Petitioners amended their Supreme Court action to challenge the BSA’s determination, resulting in a remand and a denial of the injunctive relief sought to halt construction. Meanwhile, construction continued, Petitioners again unsuccessfully moved to halt construction, and the BSA again upheld the building permit.
Petitioners again appealed the BSA determination. Among other things, they sought to have construction halted and to have the portions of the building removed that exceed the allowable bulk of 17-20 floors. By now, nearly two years had passed since the building permit was issued, the superstructure was up to 53 floors, and the curtainwall was installed through the 32nd floor.
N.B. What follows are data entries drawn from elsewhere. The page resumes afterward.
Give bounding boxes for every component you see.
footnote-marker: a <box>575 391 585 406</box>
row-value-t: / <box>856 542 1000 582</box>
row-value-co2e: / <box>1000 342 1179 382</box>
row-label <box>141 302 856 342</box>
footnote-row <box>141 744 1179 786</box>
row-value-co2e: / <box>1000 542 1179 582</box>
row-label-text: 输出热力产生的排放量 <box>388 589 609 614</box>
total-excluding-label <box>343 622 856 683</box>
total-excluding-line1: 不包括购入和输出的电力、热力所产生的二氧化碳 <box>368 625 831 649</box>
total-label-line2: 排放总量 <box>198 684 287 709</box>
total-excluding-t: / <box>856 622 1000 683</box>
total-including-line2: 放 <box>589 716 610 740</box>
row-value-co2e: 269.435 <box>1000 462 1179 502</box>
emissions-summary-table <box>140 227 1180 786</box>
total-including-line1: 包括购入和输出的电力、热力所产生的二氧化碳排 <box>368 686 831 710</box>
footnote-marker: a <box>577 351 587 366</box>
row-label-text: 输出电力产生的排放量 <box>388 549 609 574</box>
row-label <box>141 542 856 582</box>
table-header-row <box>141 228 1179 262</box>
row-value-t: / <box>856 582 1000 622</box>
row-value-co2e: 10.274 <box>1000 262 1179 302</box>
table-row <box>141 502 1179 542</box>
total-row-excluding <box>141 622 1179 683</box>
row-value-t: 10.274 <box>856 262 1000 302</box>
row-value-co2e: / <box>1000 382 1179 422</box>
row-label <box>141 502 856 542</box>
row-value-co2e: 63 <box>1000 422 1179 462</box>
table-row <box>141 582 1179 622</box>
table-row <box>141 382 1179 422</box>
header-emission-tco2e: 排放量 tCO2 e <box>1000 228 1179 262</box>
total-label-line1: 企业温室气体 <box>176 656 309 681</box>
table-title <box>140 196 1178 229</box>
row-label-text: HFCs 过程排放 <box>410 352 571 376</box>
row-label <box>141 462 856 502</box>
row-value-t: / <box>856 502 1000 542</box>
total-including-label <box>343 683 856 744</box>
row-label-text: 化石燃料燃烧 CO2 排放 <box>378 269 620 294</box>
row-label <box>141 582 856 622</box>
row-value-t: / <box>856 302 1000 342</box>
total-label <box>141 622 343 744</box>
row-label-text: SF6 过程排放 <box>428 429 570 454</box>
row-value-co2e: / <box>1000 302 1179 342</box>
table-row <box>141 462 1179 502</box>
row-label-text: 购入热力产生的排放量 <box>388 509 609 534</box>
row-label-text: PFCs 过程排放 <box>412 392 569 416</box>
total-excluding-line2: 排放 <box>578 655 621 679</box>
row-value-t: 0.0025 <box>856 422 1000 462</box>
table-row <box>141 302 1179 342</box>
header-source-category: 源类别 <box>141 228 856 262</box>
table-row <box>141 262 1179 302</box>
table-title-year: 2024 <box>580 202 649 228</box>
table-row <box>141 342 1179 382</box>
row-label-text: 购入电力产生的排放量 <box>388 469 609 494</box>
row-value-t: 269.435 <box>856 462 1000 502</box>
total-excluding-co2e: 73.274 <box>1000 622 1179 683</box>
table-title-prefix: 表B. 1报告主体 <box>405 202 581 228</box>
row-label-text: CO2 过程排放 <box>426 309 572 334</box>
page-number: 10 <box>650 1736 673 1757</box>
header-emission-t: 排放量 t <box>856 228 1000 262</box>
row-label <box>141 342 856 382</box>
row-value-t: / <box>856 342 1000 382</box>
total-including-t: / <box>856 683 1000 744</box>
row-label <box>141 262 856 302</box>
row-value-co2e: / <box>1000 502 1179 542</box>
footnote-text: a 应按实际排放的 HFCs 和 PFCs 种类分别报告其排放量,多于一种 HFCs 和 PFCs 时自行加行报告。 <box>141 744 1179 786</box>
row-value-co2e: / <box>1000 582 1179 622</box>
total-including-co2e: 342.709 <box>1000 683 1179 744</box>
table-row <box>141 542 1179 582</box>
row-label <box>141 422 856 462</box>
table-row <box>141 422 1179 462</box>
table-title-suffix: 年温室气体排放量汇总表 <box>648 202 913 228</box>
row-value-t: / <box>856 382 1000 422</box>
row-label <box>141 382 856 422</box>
The Supreme Court, in the decision that alarmed the development community last year, found that the DOB should not have relied on the Minkin Memo (because the DOB had found that interpretation to be incorrect and planned to supersede it with a new guidance document that had already been drafted) and faulted the BSA for not giving retroactive effect to the DOB’s new interpretation. The Supreme Court also found that the plain language of the Zoning Resolution does not permit the inclusion of partial tax lots in zoning lots. It therefore directed the DOB to revoke the building permit and ordered removal of the floors exceeding the bulk allowance.
The developer appealed, supported by several amicus curiae involved in New York City real estate and building construction. The Appellate Division, First Department, reversed, finding that the Supreme Court failed to accord appropriate deference to the BSA’s interpretation of the Zoning Resolution. As the administrative agency charged with its interpretation, the BSA possesses technical knowledge of the Zoning Resolution, its operation in practice, and the practical implications of how it is interpreted. The Appellate Division also found that it was reasonable to rely on the Minkin Memo and the precedent established by the fact that other buildings on the same block included partial tax lots yet were nevertheless issued certificates of occupancy. Additionally, the appellate court noted that the final version of the new superseding guidance document specified that it would not apply retroactively (it is unclear whether that was known to the BSA at the time it made its decision). The appellate court also noted the substantial hardship that would result from requiring removal of multiple floors of the building, particularly where a retroactive application would deviate from the precedent established by the DOB’s longstanding interpretation.
Finally, the appellate court ruled that the proceeding was moot due to the substantial completion of the building and the failure of Petitioners “to exercise continued due diligence to halt the project by not seeking injunctive relief at every stage of this protracted litigation.” The abeyance agreement concerning Petitioner’s request for injunctive relief was extended several times, but ultimately Petitioners did not pursue an appeal of the Supreme Court’s implicit denial of that relief by ruling that “[a]ny requested relief not expressly addressed by the Court has nonetheless been considered and is hereby denied.” This, apparently, was fatal.
While Amsterdam Avenue neither establishes any new points of law nor alters existing law, it is a key reminder of the need to take advantage of all available remedies and opportunities to stay or halt construction or otherwise risk a determination of mootness, as well as of the equitable factors the courts will look to when evaluating whether to require such extreme relief.